Architecture

The project uses a microservice architecture, in order to promote modularity and allow services to scale individually and be deployed on a cluster of nodes.
Build step. npm run build executes the following.
- npm install Downloads and installs the Node dependencies from npm.
- npm run maven Uses Maven to build the Java parser.
- npm run webpack Builds and minifies the client side JS using Webpack.
Descriptions of each service:
- web: An HTTP server which serves the web traffic.
  - All of the querying, filtering, aggregation, and caching happens here.
  - Views are also built by this service (currently using Jade as template engine).
  - Requests are processed from the Request page. This creates a job that reads the match data from the steam API, then waits for the parse to finish.
    - The client uses AJAX to poll the server once the job is created. When an error occurs or the job finishes, it either displays the error or redirects to the match page.
    - Requests are set to only try once.
- retriever: An HTTP server that accepts URL params match_id or account_id.
  - Interfaces with the Steam GC in order to return match details/profile card.
- parser:
  - Invokes getReplayUrl to get the download URL for a replay. It selects randomly from the list of available retrievers to serve the request. The list of retriever hosts is defined in config.
  - The retriever should send back a replay URL.
  - The service expects a compressed replay file .dem.bz2 at this location, which it downloads, streams through bunzip2, and then through the compiled Java parser.

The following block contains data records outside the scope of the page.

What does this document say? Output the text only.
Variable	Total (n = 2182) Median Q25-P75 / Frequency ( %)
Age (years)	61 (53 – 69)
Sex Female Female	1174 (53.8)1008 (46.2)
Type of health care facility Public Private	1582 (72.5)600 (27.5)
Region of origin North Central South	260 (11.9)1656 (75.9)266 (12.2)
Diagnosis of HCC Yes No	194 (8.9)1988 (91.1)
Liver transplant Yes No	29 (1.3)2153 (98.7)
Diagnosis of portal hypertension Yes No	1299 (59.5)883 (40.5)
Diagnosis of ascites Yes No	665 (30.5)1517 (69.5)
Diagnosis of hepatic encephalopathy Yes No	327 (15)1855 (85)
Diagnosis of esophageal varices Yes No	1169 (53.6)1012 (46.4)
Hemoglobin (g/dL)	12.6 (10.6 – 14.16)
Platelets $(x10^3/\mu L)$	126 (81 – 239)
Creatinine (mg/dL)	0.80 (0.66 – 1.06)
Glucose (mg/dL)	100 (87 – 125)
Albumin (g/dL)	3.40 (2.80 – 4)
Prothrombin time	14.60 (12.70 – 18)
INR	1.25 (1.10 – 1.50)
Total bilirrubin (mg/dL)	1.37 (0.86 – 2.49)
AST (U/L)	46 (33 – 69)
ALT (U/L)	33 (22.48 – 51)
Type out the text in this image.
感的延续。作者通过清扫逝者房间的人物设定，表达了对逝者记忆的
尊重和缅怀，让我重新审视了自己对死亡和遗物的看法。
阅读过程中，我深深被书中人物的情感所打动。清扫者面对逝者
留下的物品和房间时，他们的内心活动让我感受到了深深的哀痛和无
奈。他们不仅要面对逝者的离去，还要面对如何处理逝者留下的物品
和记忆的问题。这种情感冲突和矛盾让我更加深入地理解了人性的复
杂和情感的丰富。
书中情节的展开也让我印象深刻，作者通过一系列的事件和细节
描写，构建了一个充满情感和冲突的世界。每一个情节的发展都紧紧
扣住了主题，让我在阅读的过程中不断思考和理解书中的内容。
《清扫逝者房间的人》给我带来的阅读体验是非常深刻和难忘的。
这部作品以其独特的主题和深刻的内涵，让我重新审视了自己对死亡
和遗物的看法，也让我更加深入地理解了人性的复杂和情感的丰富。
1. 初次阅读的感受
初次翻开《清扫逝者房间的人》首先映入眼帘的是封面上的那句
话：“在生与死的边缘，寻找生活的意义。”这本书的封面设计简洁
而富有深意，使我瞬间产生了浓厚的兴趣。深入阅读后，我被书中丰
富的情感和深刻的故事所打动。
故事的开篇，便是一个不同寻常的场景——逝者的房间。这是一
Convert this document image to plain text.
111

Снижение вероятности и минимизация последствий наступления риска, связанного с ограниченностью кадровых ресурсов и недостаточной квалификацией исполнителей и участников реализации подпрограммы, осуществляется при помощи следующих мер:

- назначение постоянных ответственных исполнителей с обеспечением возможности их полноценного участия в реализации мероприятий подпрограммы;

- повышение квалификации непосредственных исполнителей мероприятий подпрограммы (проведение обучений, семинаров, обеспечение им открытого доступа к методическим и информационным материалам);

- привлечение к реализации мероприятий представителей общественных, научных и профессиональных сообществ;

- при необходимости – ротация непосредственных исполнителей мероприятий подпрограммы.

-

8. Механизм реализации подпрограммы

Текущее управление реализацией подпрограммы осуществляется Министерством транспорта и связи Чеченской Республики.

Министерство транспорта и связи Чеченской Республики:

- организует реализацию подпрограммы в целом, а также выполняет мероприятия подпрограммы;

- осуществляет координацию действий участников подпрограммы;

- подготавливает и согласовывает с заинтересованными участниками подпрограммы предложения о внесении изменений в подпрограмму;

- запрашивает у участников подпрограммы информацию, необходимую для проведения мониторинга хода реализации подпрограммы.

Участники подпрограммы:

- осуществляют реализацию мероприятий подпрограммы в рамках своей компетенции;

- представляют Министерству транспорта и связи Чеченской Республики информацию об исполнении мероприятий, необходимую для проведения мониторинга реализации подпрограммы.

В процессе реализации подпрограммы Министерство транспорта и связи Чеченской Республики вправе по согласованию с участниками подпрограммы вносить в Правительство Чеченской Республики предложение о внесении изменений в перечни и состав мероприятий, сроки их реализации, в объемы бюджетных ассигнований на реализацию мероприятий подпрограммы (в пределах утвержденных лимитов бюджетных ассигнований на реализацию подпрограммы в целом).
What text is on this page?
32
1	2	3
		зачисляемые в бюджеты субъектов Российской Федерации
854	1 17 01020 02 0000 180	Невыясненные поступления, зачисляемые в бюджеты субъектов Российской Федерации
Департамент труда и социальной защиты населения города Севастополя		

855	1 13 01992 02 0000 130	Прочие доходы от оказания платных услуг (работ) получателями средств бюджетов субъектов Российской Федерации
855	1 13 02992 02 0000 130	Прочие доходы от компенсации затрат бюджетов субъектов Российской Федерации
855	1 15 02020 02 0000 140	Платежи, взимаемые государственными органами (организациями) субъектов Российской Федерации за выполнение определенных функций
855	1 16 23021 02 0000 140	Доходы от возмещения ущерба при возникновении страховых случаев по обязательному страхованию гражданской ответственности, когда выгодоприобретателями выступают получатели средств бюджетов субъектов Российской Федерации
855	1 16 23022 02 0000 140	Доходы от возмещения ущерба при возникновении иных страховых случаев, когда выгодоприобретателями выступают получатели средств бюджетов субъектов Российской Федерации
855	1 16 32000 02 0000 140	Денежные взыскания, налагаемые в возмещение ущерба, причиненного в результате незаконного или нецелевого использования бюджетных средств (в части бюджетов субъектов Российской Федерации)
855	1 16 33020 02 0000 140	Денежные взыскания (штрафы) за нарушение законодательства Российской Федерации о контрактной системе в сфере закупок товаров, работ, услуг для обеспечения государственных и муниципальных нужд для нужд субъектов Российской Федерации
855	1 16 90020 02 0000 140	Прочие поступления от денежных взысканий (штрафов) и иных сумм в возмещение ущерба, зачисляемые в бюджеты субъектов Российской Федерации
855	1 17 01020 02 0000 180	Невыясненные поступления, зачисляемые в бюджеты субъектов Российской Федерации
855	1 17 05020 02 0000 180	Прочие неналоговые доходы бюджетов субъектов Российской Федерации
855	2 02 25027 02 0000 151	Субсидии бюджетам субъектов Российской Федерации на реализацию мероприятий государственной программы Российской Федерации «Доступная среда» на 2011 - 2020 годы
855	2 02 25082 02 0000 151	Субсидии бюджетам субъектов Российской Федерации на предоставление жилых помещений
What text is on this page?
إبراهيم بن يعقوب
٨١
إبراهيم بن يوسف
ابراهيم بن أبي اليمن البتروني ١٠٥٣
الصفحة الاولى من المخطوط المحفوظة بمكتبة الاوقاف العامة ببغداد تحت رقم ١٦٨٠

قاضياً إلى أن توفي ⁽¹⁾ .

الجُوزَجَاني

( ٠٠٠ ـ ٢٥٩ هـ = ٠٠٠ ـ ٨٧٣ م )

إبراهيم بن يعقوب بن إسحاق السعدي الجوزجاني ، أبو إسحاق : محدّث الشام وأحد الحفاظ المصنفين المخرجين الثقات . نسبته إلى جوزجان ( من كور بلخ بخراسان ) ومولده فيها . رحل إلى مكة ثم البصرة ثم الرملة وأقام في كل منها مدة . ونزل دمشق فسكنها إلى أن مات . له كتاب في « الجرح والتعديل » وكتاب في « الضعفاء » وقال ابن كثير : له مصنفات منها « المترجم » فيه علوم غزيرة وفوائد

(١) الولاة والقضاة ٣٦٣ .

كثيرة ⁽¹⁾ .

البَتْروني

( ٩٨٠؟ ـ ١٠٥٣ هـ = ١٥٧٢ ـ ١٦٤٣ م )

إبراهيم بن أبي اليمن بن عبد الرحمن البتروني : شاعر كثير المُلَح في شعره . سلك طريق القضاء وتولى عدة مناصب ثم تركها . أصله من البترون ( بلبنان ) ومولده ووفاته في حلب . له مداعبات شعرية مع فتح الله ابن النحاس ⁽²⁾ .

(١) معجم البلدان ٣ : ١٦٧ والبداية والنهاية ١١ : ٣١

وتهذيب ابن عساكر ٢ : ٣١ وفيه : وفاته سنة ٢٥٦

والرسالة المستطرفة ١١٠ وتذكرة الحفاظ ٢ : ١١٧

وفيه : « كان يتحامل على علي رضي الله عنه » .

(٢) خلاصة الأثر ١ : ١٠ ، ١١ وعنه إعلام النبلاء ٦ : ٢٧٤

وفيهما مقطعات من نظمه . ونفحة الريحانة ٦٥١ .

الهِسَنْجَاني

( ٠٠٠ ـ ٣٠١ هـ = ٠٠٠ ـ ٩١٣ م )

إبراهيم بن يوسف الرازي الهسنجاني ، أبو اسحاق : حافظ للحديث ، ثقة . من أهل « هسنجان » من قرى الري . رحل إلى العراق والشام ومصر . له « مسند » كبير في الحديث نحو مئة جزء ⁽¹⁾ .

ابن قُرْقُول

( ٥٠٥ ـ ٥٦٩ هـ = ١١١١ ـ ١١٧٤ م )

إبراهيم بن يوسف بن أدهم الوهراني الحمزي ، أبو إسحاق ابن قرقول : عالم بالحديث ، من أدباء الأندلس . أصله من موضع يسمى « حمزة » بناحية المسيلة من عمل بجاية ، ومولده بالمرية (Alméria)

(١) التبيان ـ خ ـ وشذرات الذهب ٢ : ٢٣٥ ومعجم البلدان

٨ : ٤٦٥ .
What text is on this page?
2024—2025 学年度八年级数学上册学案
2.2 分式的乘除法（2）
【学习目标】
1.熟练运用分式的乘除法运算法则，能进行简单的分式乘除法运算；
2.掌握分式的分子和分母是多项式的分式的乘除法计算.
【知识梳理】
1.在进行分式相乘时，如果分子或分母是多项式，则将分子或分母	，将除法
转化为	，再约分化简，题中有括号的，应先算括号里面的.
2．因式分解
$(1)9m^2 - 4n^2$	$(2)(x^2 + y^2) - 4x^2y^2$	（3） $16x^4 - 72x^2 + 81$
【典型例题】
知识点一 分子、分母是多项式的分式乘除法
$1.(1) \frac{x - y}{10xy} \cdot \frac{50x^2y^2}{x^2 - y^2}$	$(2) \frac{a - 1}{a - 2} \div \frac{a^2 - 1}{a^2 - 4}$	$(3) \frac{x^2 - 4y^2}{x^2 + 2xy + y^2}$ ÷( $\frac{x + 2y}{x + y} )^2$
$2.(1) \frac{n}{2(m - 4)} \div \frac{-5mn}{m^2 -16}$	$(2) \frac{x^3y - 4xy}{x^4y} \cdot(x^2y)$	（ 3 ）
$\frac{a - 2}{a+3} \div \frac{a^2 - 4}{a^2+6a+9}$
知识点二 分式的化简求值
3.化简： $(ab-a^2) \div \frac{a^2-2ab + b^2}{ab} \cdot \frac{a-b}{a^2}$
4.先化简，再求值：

  - The Java parser emits a newline-delimited JSON stream of events, which is picked up and combined into a monolithic JSON object.
  - The schema for the current parsed_data structure can be found in utility.getParseSchema.
- requests: Handles incoming parse requests.
  - Requests basic match data from the API, then queues a parse job. Waits for the result of the parse job.
- worker: Takes care of background tasks by running functions on an interval. Includes:
  - buildSets. Update sets of players based on DB/Redis state.
    - Rebuilds the sets of tracked players, donated players, and signed-in players by querying DB/Redis and saves them under keys in Redis.
    - It also creates Redis keys for parsers/retrievers by reading config. Could be extended later to query from a service discovery server.
  - getMmStats. Gets matchmaking queue stats from a retriever
  - cleanup. Cleans up old jobs from the queue and old telemetry data, counts, etc.
- profiler. Continuously selects 100 random players from the database and requests new Steam player profile data for each.
- scanner: Reads the Steam sequential API to find the latest matches to add/parse.
  - Runs buildSets prior to start to ensure we have the latest trackedPlayers so we don’t leak matches.
  - Inserts match data into the DB.
  - match.parse_status is explicitly set to 0 for matches that should be parsed. The end of insertMatch determines whether to queue the match into the parse queue.
  - If the player is signed in and the match is ranked, queues MMR request. Also queues MMR requests for random matches in order to update everyone’s MMR periodically.
- proxy: A standalone HTTP server that simply proxies all requests to the Steam API.
  - The host is functionally equivalent to api.steampowered.com.
- skill: Reads the GetMatchHistory API in order to continuously find matches of a particular skill level.
  - Applying the following filters increases the number of matches we can get skill data for;
    - min_players=10
    - hero_id=X
    - By permuting all three skill levels with the list of heroes, we can get up to 500 matches for each combination.
- mmr: Processes MMR requests.
  - Sends a request to the retriever asking for the player’s MMR
- fullhistory: Processes full history requests.
  - By querying for a player’s most recent 500 matches (API limit) with each hero, get most/all of a player’s matches.
- cacher: Updates player caches when new matches are inserted. Also handles counting tasks (temporary data stored in Redis).
- monitor: A monitoring service for tracking health metrics. Stores results in Redis so they can be served from the webserver.
Player/match caching for performance:
- We cache matches (JSON blobs) in Redis in order to reduce DB lookups on repeated loads.
- Cassandra is used in production for storing player_match data. When a player profile is loaded we save the player_matches for that player into Cassandra. Subsequent loads of the profile are much faster than hitting Postgres on every request. The cacher service also handles inserting new rows (very fast!) into Cassandra when a match is played.